È come se, durante l’astinenza, il cervello cercasse di adattarsi, di “disintossicarsi” lentamente. Ed è proprio in quest’ottica che l’assenza può diventare un’opportunità. Infatti, dopo 72 ore di restrizione, alcune regioni deputate al controllo inibitorio – come la corteccia prefrontale – mostravano una maggiore attivazione, segnale che forse il cervello stava iniziando a rafforzare la sua capacità di controllo sugli impulsi. È un dato che fa riflettere: bastano tre giorni per osservare un primo cambiamento funzionale. Nonostante non siano emerse differenze significative nei punteggi relativi all’umore prima e dopo la restrizione, molti partecipanti hanno riferito soggettivamente una sensazione di maggiore benessere, qualità del sonno migliorata e maggiore presenza mentale.
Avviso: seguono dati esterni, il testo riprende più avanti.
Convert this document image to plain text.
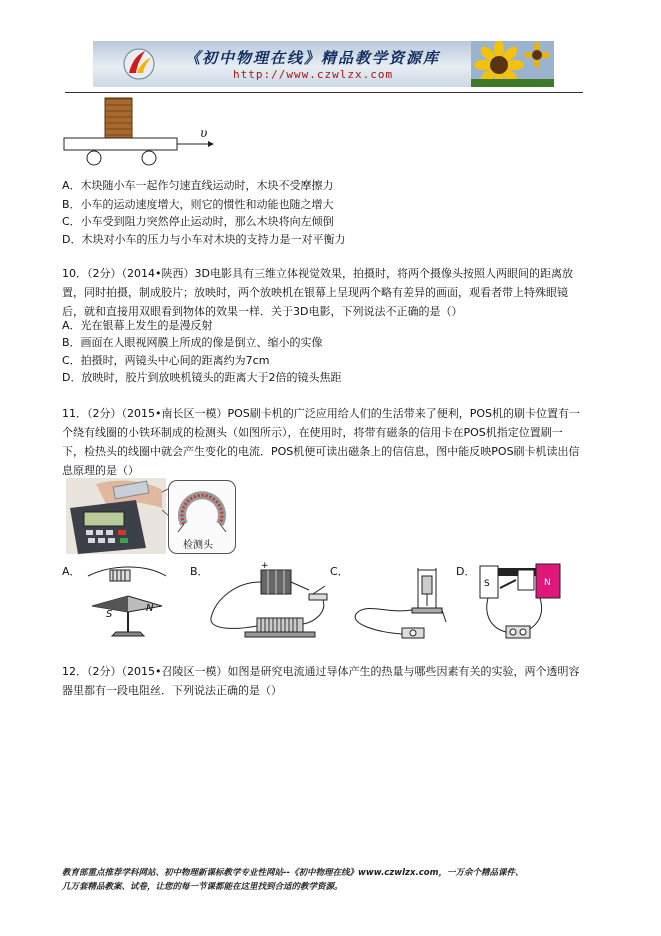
《初中物理在线》精品教学资源库
http://www.czwlzx.com
υ
A．木块随小车一起作匀速直线运动时，木块不受摩擦力
B．小车的运动速度增大，则它的惯性和动能也随之增大
C．小车受到阻力突然停止运动时，那么木块将向左倾倒
D．木块对小车的压力与小车对木块的支持力是一对平衡力
10．（2分）（2014•陕西）3D电影具有三维立体视觉效果，拍摄时，将两个摄像头按照人两眼间的距离放置，同时拍摄，制成胶片；放映时，两个放映机在银幕上呈现两个略有差异的画面，观看者带上特殊眼镜后，就和直接用双眼看到物体的效果一样．关于3D电影，下列说法不正确的是（）
A．光在银幕上发生的是漫反射
B．画面在人眼视网膜上所成的像是倒立、缩小的实像
C．拍摄时，两镜头中心间的距离约为7cm
D．放映时，胶片到放映机镜头的距离大于2倍的镜头焦距
11．（2分）（2015•南长区一模）POS刷卡机的广泛应用给人们的生活带来了便利，POS机的刷卡位置有一个绕有线圈的小铁环制成的检测头（如图所示），在使用时，将带有磁条的信用卡在POS机指定位置刷一下，检热头的线圈中就会产生变化的电流．POS机便可读出磁条上的信信息，图中能反映POS刷卡机读出信息原理的是（）
检测头
A．	B．	C．	D．
S
N
+
S	N
12．（2分）（2015•召陵区一模）如图是研究电流通过导体产生的热量与哪些因素有关的实验，两个透明容器里都有一段电阻丝．下列说法正确的是（）
教育部重点推荐学科网站、初中物理新课标教学专业性网站--《初中物理在线》www.czwlzx.com，一万余个精品课件、
几万套精品教案、试卷，让您的每一节课都能在这里找到合适的教学资源。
Le implicazioni di questo studio sono molteplici. In ambito educativo, potrebbe essere utile proporre periodi brevi di disconnessione, come esperimenti scolastici di “digital detox”, per stimolare nei ragazzi una riflessione critica sull’uso dello smartphone e favorire lo sviluppo dell’autoregolazione. In psicoterapia, l’uso strategico del programmare nell’arco della giornata momenti per accedere al digitale, conduce a prenderne il controllo anziché esserne controllati e crea nuove modalità di percepire e reagire alla realtà. Anche in ambito clinico-preventivo, questo studio rafforza l’idea che l’uso problematico dello smartphone possa essere una spia di vulnerabilità affettive più profonde, come la depressione o l’alessitimia. Intervenire precocemente su queste dinamiche potrebbe prevenire l’aggravarsi del disagio psichico.
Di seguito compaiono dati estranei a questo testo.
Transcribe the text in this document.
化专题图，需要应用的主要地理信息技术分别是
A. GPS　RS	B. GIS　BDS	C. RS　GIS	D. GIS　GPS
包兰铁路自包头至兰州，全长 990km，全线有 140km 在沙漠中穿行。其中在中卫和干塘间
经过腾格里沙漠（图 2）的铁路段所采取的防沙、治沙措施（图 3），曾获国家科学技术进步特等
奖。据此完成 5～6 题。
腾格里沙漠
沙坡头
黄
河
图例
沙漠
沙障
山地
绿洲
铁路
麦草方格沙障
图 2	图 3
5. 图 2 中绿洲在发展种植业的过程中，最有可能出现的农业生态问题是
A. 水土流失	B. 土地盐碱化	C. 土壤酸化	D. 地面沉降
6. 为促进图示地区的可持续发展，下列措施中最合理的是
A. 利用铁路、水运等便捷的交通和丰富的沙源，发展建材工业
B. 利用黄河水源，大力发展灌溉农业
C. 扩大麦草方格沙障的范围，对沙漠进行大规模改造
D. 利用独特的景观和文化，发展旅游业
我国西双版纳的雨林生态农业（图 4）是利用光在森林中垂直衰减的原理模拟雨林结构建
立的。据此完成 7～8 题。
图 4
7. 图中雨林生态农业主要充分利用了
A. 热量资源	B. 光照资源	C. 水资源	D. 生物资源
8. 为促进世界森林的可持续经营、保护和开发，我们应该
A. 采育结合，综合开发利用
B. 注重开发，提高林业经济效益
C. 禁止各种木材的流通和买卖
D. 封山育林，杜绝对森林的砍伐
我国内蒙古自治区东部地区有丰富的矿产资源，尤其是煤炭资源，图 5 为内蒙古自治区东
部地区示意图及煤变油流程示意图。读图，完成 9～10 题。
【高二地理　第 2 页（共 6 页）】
Il dato più importante, però, è forse uno: la nostra relazione con lo smartphone non è solo cognitiva o comportamentale. È profondamente emotiva, oltre che neurologica. Quando lo smartphone scompare, il nostro cervello cambia, le nostre emozioni cambiano. Le aree della ricompensa si accendono, l’inibizione si rafforza, l’attenzione si riorienta. È un segnale potente: non siamo semplici utenti, siamo organismi adattivi, capaci di disconnettersi e riappropriarsi di sé. Ma per farlo, serve un tempo di silenzio. Una distanza. La vera sfida, oggi, non è rinunciare allo smartphone, ma imparare a scegliere. Non essere trascinati dalla notifica, ma scegliere noi quando accedervi. E forse scoprire che, al di là dello schermo, esiste ancora un mondo. E un sé.